Chiarito questo, torniamo alla manovra, che è all’esame del Cdm mentre andiamo in stampa: a quanto pare varrà circa 25 miliardi, quasi tutti per confermare e in parte rendere strutturali misure già in vigore (taglio del cuneo fiscale e dell’Irpef, sgravi vari tipo Zes unica o welfare aziendale, etc.) più alcune spese indifferibili (missioni militari, soldi per il contratto degli statali, eccetera). Come si vede, il vero problema è coprire tutte queste uscite per l’anno prossimo: mancano una decina di miliardi al netto dei circa 6 già a bilancio per la riforma fiscale e dei 9 di maggior deficit.
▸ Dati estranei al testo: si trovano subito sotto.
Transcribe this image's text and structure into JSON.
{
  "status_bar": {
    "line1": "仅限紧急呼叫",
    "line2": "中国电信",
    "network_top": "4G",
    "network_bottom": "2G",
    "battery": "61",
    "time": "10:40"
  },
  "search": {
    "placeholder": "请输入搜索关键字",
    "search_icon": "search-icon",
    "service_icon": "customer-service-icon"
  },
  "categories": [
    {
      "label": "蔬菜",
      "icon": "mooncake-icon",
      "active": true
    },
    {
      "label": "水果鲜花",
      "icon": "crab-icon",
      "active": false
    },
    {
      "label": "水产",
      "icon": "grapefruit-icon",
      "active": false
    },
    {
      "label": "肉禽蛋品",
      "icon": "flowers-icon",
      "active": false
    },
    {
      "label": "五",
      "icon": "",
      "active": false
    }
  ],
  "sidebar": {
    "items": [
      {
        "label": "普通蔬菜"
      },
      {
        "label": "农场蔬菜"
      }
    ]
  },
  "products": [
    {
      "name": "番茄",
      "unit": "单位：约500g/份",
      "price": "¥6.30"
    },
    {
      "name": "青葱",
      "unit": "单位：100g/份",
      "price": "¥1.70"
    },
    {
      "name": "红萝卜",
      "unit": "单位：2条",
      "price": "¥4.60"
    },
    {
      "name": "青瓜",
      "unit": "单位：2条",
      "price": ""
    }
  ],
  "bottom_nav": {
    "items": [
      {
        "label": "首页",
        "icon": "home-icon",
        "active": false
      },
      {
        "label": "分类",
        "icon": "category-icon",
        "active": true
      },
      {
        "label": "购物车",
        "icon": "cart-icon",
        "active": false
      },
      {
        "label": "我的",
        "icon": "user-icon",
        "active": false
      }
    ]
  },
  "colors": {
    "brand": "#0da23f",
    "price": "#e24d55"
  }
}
Dal 2026 e ancor più dal 2027 quelle spese sono già coperte dalla differenza tra deficit tendenziale e programmatico: per questo Giorgetti può accontentarsi di spostare al futuro qualche miliardo di crediti fiscali in mano a banche & C., facendo pure felice Antonio Tajani e i suoi dante causa.
Il problema del governo adesso è convincere la Commissione Ue a considerare una copertura potabile un’operazione “una tantum”, esplicitamente esclusa dal Patto di Stabilità, ma non dovrebbe essere un compito difficile visto che le nuove regole sono al debutto. Più difficile, alla lunga, sarà spiegare agli elettori che la politica economica della destra è stata confermare quella del governo Draghi.